The sheriff's office is responsible for law enforcement in all unincorporated county lands (except for Stanford, where a unique arrangement delegates authority to the University's own private police force), plus three smaller cities (Los Altos Hills, Saratoga and Cupertino), which contract with the sheriff for police services.
The current campaign being waged by retired sheriff's captain Kevin Jensen against Sheriff Smith demonstrates why a better system would be for county boards of supervisors to hire a sheriff rather than having them elected.
Through mailings, robo phone calls and anonymous blog postings, Jensen and his supporters are slinging lots of accusations against Smith with little substance to back them up.
They have cherry-picked and distorted some inartfully handled incidents during Smith's 12 years in office, but their overriding argument is that deputies don't like her or her management style and believe she lacks "vision" for the department.
Not surprisingly, this criticism won Jensen the backing and financial support of the deputy sheriffs' union and the union of correctional officers, as well as most of the unions of city police departments and a contingent of retired police chiefs, including former Palo Alto chief Lynn Johnson.
Smith enjoys the support and respect of all five county supervisors, including Joe Simitian, and a long list of elected officials.

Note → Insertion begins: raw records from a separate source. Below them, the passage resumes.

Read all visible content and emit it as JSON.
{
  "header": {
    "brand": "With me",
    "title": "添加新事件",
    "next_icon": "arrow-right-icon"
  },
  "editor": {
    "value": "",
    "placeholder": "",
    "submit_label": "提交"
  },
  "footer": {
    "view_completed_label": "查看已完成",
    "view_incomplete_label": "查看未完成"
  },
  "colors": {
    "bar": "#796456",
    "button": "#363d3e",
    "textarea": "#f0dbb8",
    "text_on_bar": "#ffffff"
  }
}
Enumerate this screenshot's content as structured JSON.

Perhaps most significant is the fact she has been endorsed by almost every councilmember in the three cities that contract with the sheriff for police services, in other words, her customers.

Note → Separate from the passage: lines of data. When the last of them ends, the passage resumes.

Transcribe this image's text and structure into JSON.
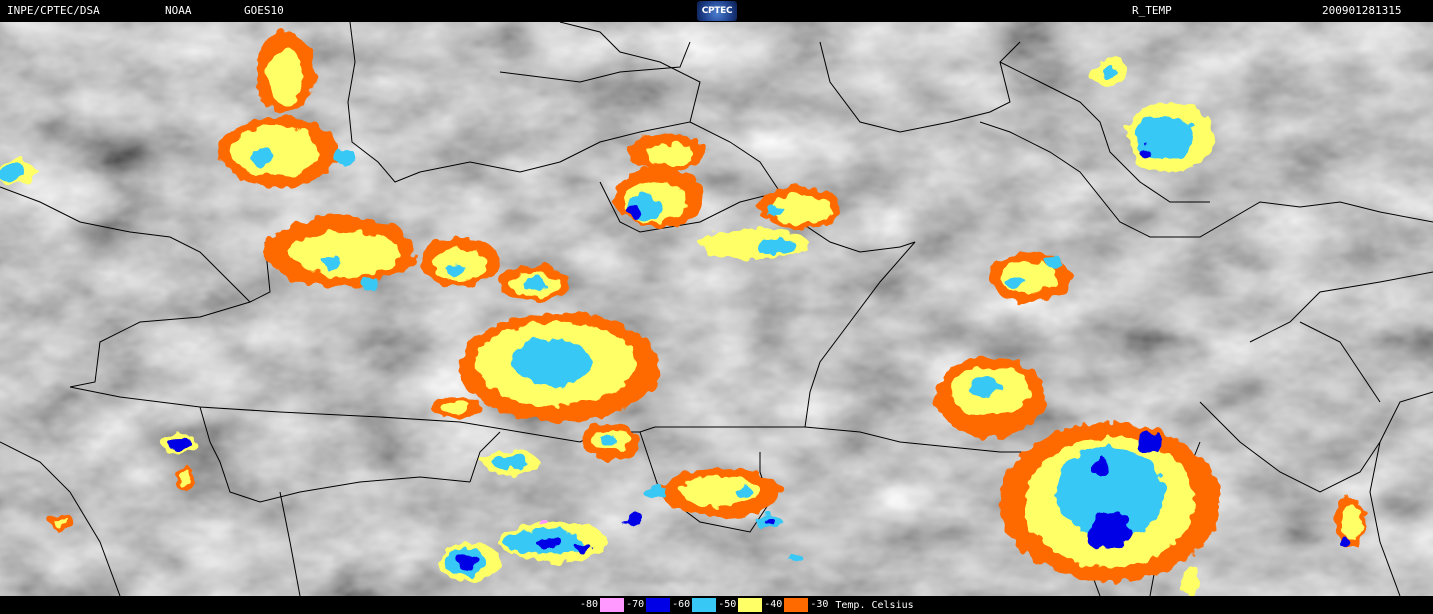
{
  "header": {
    "agency": "INPE/CPTEC/DSA",
    "source": "NOAA",
    "satellite": "GOES10",
    "logo_text": "CPTEC",
    "product": "R_TEMP",
    "datetime": "200901281315"
  },
  "legend": {
    "unit": "Temp. Celsius",
    "entries": [
      {
        "label": "-80",
        "color": "#ff99ff"
      },
      {
        "label": "-70",
        "color": "#0000e6"
      },
      {
        "label": "-60",
        "color": "#38c8f5"
      },
      {
        "label": "-50",
        "color": "#ffff66"
      },
      {
        "label": "-40",
        "color": "#ff6a00"
      },
      {
        "label": "-30",
        "color": ""
      }
    ]
  },
  "colors": {
    "cloud_gray": "#808080",
    "boundary": "#000000"
  }
}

With no one other than deputy sheriffs complaining about Smith's management abilities, the public has little reason to turn Smith out of office. The county supervisors who approve her budget and most closely monitor her work and the cities that directly receive services from her department agree she is doing a good, competent job.
Jensen, who retired last year at age 50 after 28 years in the department, is able to draw the maximum pension of approximately $150,000 a year. The sheriff earns roughly $240,000 a year.

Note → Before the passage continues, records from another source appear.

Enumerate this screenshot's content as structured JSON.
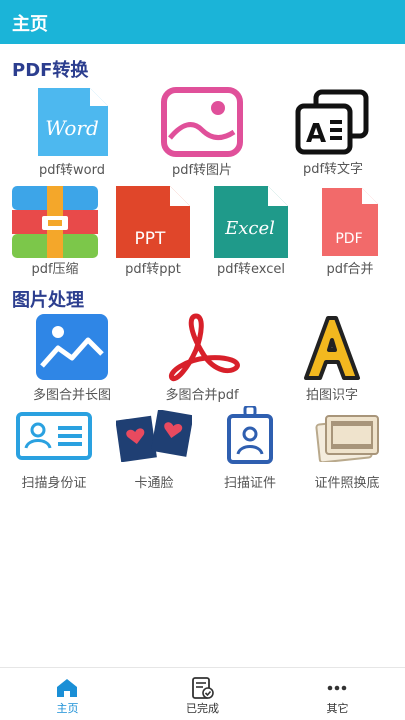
{
  "header": {
    "title": "主页"
  },
  "sections": [
    {
      "title": "PDF转换"
    },
    {
      "title": "图片处理"
    }
  ],
  "pdf_tools": [
    {
      "label": "pdf转word",
      "icon": "word-doc-icon",
      "icon_text": "Word"
    },
    {
      "label": "pdf转图片",
      "icon": "image-frame-icon"
    },
    {
      "label": "pdf转文字",
      "icon": "text-ocr-icon",
      "icon_text": "A"
    },
    {
      "label": "pdf压缩",
      "icon": "archive-compress-icon"
    },
    {
      "label": "pdf转ppt",
      "icon": "ppt-doc-icon",
      "icon_text": "PPT"
    },
    {
      "label": "pdf转excel",
      "icon": "excel-doc-icon",
      "icon_text": "Excel"
    },
    {
      "label": "pdf合并",
      "icon": "pdf-doc-icon",
      "icon_text": "PDF"
    }
  ],
  "image_tools": [
    {
      "label": "多图合并长图",
      "icon": "landscape-image-icon"
    },
    {
      "label": "多图合并pdf",
      "icon": "acrobat-icon"
    },
    {
      "label": "拍图识字",
      "icon": "letter-a-icon",
      "icon_text": "A"
    },
    {
      "label": "扫描身份证",
      "icon": "id-card-icon"
    },
    {
      "label": "卡通脸",
      "icon": "film-hearts-icon"
    },
    {
      "label": "扫描证件",
      "icon": "badge-icon"
    },
    {
      "label": "证件照换底",
      "icon": "photo-stack-icon"
    }
  ],
  "tabbar": {
    "items": [
      {
        "label": "主页",
        "icon": "home-icon",
        "active": true
      },
      {
        "label": "已完成",
        "icon": "checklist-icon",
        "active": false
      },
      {
        "label": "其它",
        "icon": "more-dots-icon",
        "active": false
      }
    ]
  },
  "colors": {
    "header_bg": "#1bb4d8",
    "section_title": "#2c3e8f",
    "active_tab": "#1a8fd6"
  }
}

Jensen has had a long and distinguished career with the sheriff's department, but we are uncomfortable with his campaign tactics, union backing and distorted criticisms of the incumbent. And we find little to fault in Smith's tenure except for her occasional missteps that stem more from a lack of political polish and public communication skills than from a deficiency in her management ability.
We recommend the re-election of Santa Clara County Sheriff Laurie Smith.
Yes on Prop. 42
Although Proposition 42 faces only token opposition, its passage is critically important to fix a problem that threatens the transparency of local government operations in California.
The measure, approved without a dissenting vote by both the state Assembly and Senate, will amend the Constitution to make local governments responsible for the costs of making their official documents available to the public.
Under current law, because complying with the Public Records Act is considered a state mandate, the state must reimburse local governments for their costs. While many, if not most, local agencies don't bother to seek reimbursement because the costs are so small, the reimbursement process has led to confusion and, recently, to a brief suspension of the law due to the state financial situation.
Prop. 42 makes clear that cost should never be a factor in whether local governments comply with the Public Records Act. As we have seen many times locally, the Public Records Act is an essential tool to ensure public accountability and sunshine on the workings of government.
We urge a "yes" vote on Proposition 42.